The UFC is different. Its leadership is part of the product. Its executives, commentators, and public personalities are inseparable from its identity. Their worldview becomes intertwined with the brand itself. Separating the sport from the institution becomes increasingly difficult when the institution insists on being the face of the sport.
And that's a shame because mixed martial arts deserves better.
MMA is one of humanity's great collaborative achievements. It is karate borrowing from wrestling, judo learning from boxing, jiu-jitsu adapting to Muay Thai, and every style discovering that it has something to teach and something to learn. It is proof that traditions can compete fiercely without losing respect for one another.

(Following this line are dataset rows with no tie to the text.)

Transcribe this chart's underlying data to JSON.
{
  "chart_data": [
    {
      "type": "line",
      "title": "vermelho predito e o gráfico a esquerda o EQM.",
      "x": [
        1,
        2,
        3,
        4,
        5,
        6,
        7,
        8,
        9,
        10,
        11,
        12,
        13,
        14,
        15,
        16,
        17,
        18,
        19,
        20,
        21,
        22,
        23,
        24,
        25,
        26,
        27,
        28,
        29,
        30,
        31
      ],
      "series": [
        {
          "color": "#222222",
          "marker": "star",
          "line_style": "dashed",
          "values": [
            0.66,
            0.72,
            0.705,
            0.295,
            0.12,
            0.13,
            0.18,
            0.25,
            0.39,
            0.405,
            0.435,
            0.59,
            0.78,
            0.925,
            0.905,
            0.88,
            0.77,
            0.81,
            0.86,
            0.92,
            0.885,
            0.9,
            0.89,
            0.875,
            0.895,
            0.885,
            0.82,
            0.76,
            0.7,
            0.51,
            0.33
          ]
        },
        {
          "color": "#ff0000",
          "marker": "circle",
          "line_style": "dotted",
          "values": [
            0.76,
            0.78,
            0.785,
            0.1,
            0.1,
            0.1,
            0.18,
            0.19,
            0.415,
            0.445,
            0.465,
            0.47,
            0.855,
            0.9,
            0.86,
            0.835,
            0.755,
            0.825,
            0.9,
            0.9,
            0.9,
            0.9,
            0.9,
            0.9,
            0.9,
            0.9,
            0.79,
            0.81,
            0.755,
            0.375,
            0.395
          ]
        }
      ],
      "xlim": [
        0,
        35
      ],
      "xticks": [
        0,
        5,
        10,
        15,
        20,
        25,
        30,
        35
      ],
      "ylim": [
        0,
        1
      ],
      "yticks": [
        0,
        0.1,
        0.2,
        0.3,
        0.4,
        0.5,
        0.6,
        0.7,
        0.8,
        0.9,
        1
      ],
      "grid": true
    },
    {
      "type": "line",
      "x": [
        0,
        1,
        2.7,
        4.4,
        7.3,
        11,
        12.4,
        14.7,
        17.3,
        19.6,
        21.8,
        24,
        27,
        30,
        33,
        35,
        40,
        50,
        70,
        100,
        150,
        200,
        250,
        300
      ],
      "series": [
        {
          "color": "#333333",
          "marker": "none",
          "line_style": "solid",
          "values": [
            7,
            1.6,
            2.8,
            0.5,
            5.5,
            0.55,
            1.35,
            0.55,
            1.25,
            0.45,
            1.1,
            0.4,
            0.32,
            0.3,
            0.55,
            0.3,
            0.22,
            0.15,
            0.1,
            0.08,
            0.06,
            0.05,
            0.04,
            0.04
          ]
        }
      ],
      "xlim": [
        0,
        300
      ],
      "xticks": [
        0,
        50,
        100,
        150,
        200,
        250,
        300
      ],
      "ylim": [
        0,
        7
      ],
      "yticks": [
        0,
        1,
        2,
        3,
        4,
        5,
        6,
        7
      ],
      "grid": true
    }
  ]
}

The greatest tragedy isn't that the UFC changed mixed martial arts.
It's that, for millions of people, it became mixed martial arts.
That confusion has consequences. Children walk into local dojos believing martial arts is about trash talk and intimidation. Parents see only blood and bravado instead of discipline and self-control. The quiet values that built these arts are drowned out by the loudest microphone in the room.
Traditional martial arts were never about creating the toughest person in the building. They were about creating the person least likely to need to prove it.
I don't expect perfection from the organizations I watch. I don't even expect them to share my politics. But I do expect them to recognize the responsibility that comes with representing something larger than themselves.
Because the soul of martial arts was never found under bright lights or in a pay-per-view main event.
It's found in the instructor who stays after class to help a struggling student.
It's found in the black belt who bows to a beginner.
It's found in the competitor who wins with humility and loses with dignity.
The UFC may own the biggest stage in combat sports.
But it does not own the soul of mixed martial arts.